PTSD Veterans’ Project: A Chance to Tell Your Story

It’s always encouraging to get a response or comment or even a “like” for one of my blog posts. What’s even more gratifying is when people share their stories and then expand on the idea with resources. Here’s a great example:

The PTSD Project

Vivian of the  PTSD Veterans’ Project read my Friday blog entry and posted this response on the Off the Base Facebook page:

Thank you for sharing this – I have shared this with our community also. Our Project aims to change the national conversation on Post-Traumatic Stress by sharing first-person accounts of hope and victory over PTSD with those who need to hear them the most – other Veterans and their families.

My Father’s War

This week’s blog entry for the PTSD Veterans’ Project was written by Leila Levinson, founder of the online community veteranschildren.com and author of the award-winning book, Gated Grief. I’ve communicated with Leila and planned a future interview about her book that shares accounts from WWII liberators, their families and post-traumatic stress disorder.

Photo courtesy of PTSD Veterans' Project

Here’s a portion of Leila’s story written for the PTSD Veterans’ Project:

Until I was five, I knew the silence of a mother who sat at the kitchen table smoking endless cigarettes and drinking bottomless glasses of wine. Then, one day while she and I were shopping, policemen appeared and arrested her for shoplifting. On the way to the station, my mother clutched my arm and pleaded, “Don’t leave me. If you let them take you, I’ll never see you again.” At the station they did take me from her. And I never saw her again.

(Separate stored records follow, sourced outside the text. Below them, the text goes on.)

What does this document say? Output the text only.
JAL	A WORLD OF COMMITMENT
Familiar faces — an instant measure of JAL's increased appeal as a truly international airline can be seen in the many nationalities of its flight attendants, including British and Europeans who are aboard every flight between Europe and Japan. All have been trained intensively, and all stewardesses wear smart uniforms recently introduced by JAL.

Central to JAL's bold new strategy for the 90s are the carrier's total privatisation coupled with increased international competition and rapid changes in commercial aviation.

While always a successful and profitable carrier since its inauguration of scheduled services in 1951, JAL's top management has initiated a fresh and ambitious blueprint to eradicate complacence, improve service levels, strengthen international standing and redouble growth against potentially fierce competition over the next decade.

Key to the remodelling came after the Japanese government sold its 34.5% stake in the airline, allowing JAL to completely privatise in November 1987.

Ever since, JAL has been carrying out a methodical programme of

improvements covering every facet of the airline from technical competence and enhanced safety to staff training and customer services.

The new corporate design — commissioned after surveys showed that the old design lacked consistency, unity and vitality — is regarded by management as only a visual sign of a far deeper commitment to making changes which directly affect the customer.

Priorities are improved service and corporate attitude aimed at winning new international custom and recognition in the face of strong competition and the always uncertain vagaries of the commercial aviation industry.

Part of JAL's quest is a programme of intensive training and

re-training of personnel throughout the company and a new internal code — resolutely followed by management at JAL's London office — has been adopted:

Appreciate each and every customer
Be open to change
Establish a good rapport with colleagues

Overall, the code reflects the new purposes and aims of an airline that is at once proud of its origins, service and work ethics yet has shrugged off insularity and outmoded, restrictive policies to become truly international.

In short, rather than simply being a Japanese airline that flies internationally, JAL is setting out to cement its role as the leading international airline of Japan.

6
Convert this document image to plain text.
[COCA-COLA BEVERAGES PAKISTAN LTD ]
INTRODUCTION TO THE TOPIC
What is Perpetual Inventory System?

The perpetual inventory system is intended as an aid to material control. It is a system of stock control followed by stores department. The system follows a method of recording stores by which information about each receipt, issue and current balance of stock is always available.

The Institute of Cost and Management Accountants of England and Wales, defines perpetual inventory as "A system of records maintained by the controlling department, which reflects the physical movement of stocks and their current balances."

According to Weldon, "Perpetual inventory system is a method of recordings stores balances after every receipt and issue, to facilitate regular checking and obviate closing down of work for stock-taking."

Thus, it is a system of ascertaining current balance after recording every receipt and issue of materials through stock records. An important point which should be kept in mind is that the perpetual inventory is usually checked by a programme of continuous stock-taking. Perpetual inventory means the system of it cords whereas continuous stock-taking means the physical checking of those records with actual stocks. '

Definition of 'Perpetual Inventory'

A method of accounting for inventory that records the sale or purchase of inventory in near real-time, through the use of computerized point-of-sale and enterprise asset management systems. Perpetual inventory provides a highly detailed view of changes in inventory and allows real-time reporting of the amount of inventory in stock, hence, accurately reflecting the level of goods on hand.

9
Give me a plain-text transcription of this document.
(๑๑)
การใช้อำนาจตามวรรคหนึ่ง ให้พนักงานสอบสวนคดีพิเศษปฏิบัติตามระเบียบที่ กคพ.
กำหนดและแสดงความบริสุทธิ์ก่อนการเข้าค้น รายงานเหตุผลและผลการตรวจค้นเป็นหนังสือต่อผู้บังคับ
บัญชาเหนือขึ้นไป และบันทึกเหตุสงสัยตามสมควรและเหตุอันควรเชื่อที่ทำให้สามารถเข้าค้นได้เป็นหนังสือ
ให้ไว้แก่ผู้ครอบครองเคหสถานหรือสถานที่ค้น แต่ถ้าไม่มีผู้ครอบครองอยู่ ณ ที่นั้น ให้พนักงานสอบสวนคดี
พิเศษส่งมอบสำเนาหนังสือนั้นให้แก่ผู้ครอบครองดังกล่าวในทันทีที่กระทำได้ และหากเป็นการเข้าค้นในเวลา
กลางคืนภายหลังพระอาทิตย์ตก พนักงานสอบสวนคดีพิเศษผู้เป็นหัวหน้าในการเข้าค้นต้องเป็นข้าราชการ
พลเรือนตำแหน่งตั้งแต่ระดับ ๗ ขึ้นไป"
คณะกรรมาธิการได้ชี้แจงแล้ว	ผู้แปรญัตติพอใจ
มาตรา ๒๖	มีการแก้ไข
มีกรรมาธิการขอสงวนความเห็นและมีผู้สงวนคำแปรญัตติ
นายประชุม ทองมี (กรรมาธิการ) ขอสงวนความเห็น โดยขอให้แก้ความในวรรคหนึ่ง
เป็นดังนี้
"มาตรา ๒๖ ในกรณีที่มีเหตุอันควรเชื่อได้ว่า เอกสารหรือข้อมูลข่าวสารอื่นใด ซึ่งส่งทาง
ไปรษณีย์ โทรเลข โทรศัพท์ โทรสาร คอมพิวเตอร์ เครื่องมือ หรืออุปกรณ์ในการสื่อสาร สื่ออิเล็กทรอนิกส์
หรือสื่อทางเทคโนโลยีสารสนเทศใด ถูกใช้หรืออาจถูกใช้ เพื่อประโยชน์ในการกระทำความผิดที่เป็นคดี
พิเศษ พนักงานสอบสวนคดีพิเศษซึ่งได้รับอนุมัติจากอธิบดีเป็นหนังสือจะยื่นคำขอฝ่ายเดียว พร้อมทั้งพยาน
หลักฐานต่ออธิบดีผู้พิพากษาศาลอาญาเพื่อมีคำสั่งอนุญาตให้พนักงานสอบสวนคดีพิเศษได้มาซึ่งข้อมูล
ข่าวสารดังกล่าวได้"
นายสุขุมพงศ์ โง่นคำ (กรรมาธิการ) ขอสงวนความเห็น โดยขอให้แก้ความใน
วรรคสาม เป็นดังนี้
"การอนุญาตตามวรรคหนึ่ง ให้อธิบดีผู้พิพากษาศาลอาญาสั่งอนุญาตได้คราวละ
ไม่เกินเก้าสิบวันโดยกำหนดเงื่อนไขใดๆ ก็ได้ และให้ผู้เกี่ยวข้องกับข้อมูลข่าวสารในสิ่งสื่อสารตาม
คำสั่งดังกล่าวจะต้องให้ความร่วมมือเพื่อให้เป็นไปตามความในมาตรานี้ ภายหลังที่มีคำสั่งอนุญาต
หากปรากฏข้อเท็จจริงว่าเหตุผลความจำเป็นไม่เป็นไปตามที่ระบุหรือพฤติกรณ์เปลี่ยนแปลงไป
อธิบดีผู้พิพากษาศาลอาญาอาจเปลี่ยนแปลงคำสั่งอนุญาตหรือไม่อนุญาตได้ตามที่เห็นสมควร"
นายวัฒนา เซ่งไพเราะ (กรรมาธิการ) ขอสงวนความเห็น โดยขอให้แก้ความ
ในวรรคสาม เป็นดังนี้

Silence became my family’s language as well as its atmosphere.

You can read Leila’s full blog entry HERE.

How to Share Your Story

The goal is to change the public’s conversation and perception of PTSD by sharing stories from families. If you would like to share your experience with the PTSD Veterans’ Project:

As Leila’s story shows, this chance to tell your story is open to all – Veterans, spouses, parents, sisters, brothers, aunts, uncles, children, cousins, and friends. The goal is a genuine and open dialogue to better understand how PTSD impacts each and everyone living with the symptoms.